Who or what inspires you?
I love the work of Magdalene Odundo, a Kenyan-born British ceramicist. She has always been my ceramic hero and I’m now very lucky to call her a mentor and a friend.
You’re from Ireland and now based in Dubai. How does multiculturalism influence your thought process?
I feel that being surrounded by so many different people is such a good thing for your mental landscape. You get to find out so many interesting and thought-provoking new views and then there is, of course, all the different types of food! My wife is Pakistani so I learn new things, new ways of seeing every day, and the American University in Dubai, where I teach has students from all over the world so multiculturalism is really about living it every day. I think at this point I need to be in a multicultural space to feel normal. Ireland is great and it’s home but I know there is way too much out there to see.
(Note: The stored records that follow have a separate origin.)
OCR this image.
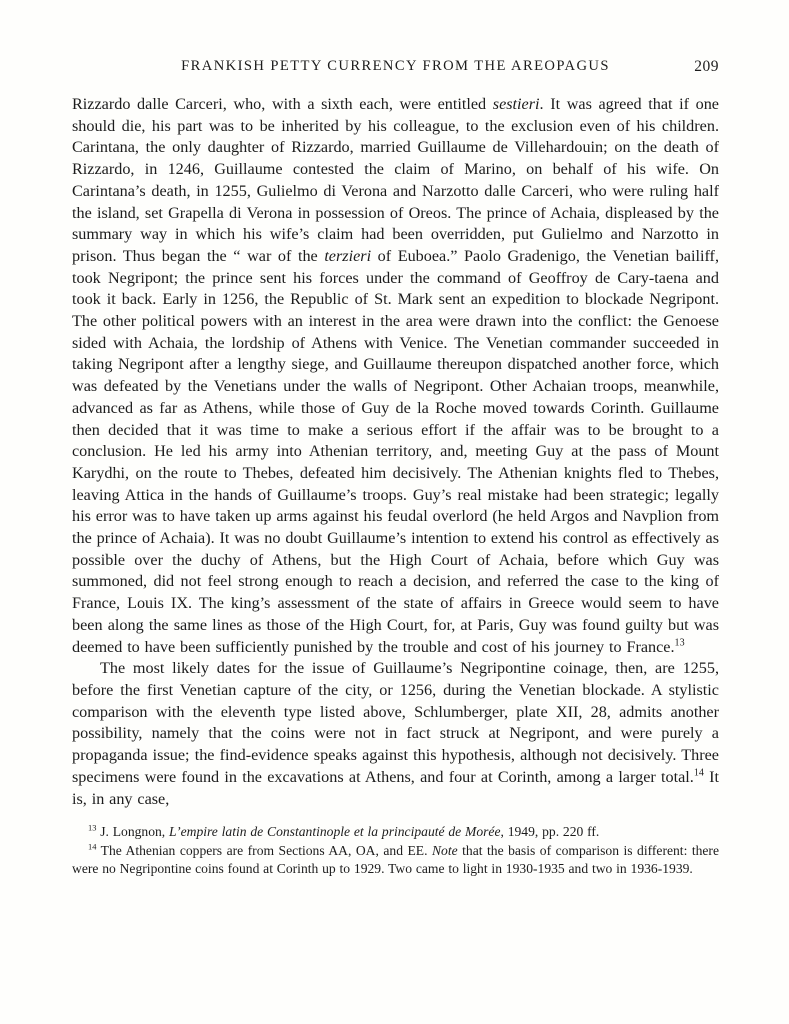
FRANKISH PETTY CURRENCY FROM THE AREOPAGUS	209

Rizzardo dalle Carceri, who, with a sixth each, were entitled sestieri. It was agreed that if one should die, his part was to be inherited by his colleague, to the exclusion even of his children. Carintana, the only daughter of Rizzardo, married Guillaume de Villehardouin; on the death of Rizzardo, in 1246, Guillaume contested the claim of Marino, on behalf of his wife. On Carintana’s death, in 1255, Gulielmo di Verona and Narzotto dalle Carceri, who were ruling half the island, set Grapella di Verona in possession of Oreos. The prince of Achaia, displeased by the summary way in which his wife’s claim had been overridden, put Gulielmo and Narzotto in prison. Thus began the “ war of the terzieri of Euboea.” Paolo Gradenigo, the Venetian bailiff, took Negripont; the prince sent his forces under the command of Geoffroy de Cary-taena and took it back. Early in 1256, the Republic of St. Mark sent an expedition to blockade Negripont. The other political powers with an interest in the area were drawn into the conflict: the Genoese sided with Achaia, the lordship of Athens with Venice. The Venetian commander succeeded in taking Negripont after a lengthy siege, and Guillaume thereupon dispatched another force, which was defeated by the Venetians under the walls of Negripont. Other Achaian troops, meanwhile, advanced as far as Athens, while those of Guy de la Roche moved towards Corinth. Guillaume then decided that it was time to make a serious effort if the affair was to be brought to a conclusion. He led his army into Athenian territory, and, meeting Guy at the pass of Mount Karydhi, on the route to Thebes, defeated him decisively. The Athenian knights fled to Thebes, leaving Attica in the hands of Guillaume’s troops. Guy’s real mistake had been strategic; legally his error was to have taken up arms against his feudal overlord (he held Argos and Navplion from the prince of Achaia). It was no doubt Guillaume’s intention to extend his control as effectively as possible over the duchy of Athens, but the High Court of Achaia, before which Guy was summoned, did not feel strong enough to reach a decision, and referred the case to the king of France, Louis IX. The king’s assessment of the state of affairs in Greece would seem to have been along the same lines as those of the High Court, for, at Paris, Guy was found guilty but was deemed to have been sufficiently punished by the trouble and cost of his journey to France.$^{13}$

The most likely dates for the issue of Guillaume’s Negripontine coinage, then, are 1255, before the first Venetian capture of the city, or 1256, during the Venetian blockade. A stylistic comparison with the eleventh type listed above, Schlumberger, plate XII, 28, admits another possibility, namely that the coins were not in fact struck at Negripont, and were purely a propaganda issue; the find-evidence speaks against this hypothesis, although not decisively. Three specimens were found in the excavations at Athens, and four at Corinth, among a larger total.$^{14}$ It is, in any case,

$^{13}$ J. Longnon, L’empire latin de Constantinople et la principauté de Morée, 1949, pp. 220 ff.

$^{14}$ The Athenian coppers are from Sections AA, OA, and EE. Note that the basis of comparison is different: there were no Negripontine coins found at Corinth up to 1929. Two came to light in 1930-1935 and two in 1936-1939.
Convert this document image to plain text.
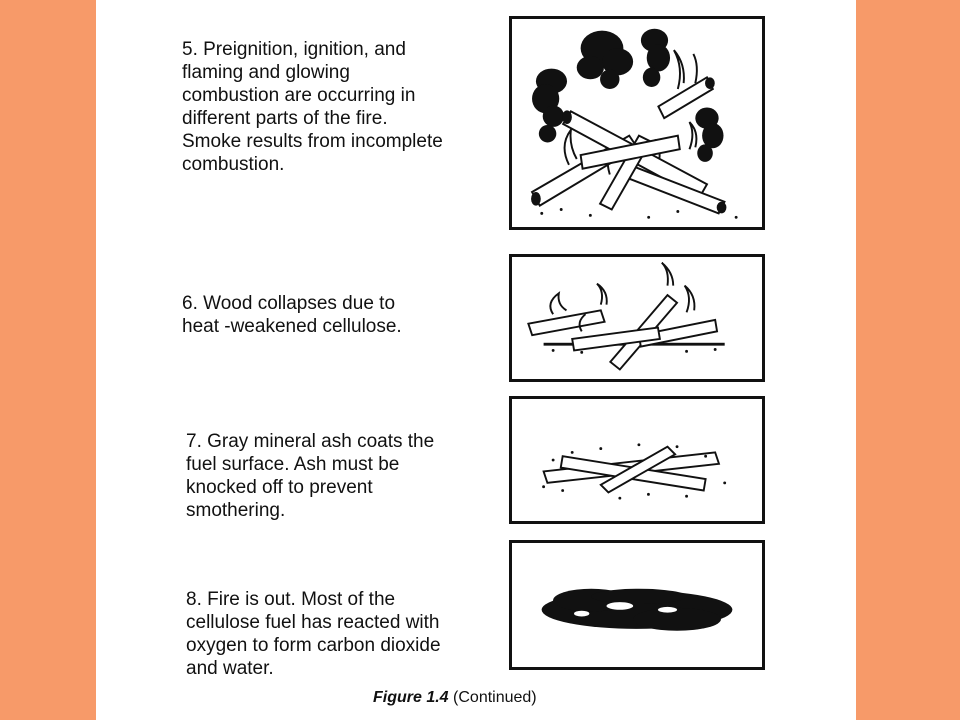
5. Preignition, ignition, and
flaming and glowing
combustion are occurring in
different parts of the fire.
Smoke results from incomplete
combustion.

6. Wood collapses due to
heat -weakened cellulose.

7. Gray mineral ash coats the
fuel surface. Ash must be
knocked off to prevent
smothering.

8. Fire is out. Most of the
cellulose fuel has reacted with
oxygen to form carbon dioxide
and water.

Figure 1.4 (Continued)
What do you reckon is your next work going to be about?
I have several projects for the Expo2021 in Dubai so that will be keeping me busy, and these are projects that to some degree have defined parameters. For my own work, I love the idea of praxis. It really is the way I now work. Everything made today was inspired by what happened yesterday and things at this point kind of proceed out of themselves. I might have a design but I’m really happy if in the process it gets radically altered, if that’s the way it’s going, I’ll go with it!
The exhibition Ceramic Expressions runs until January 30, 2021 at The Substation Gallery, 45 Armenian Street, from 11am to 7pm. Admission is free.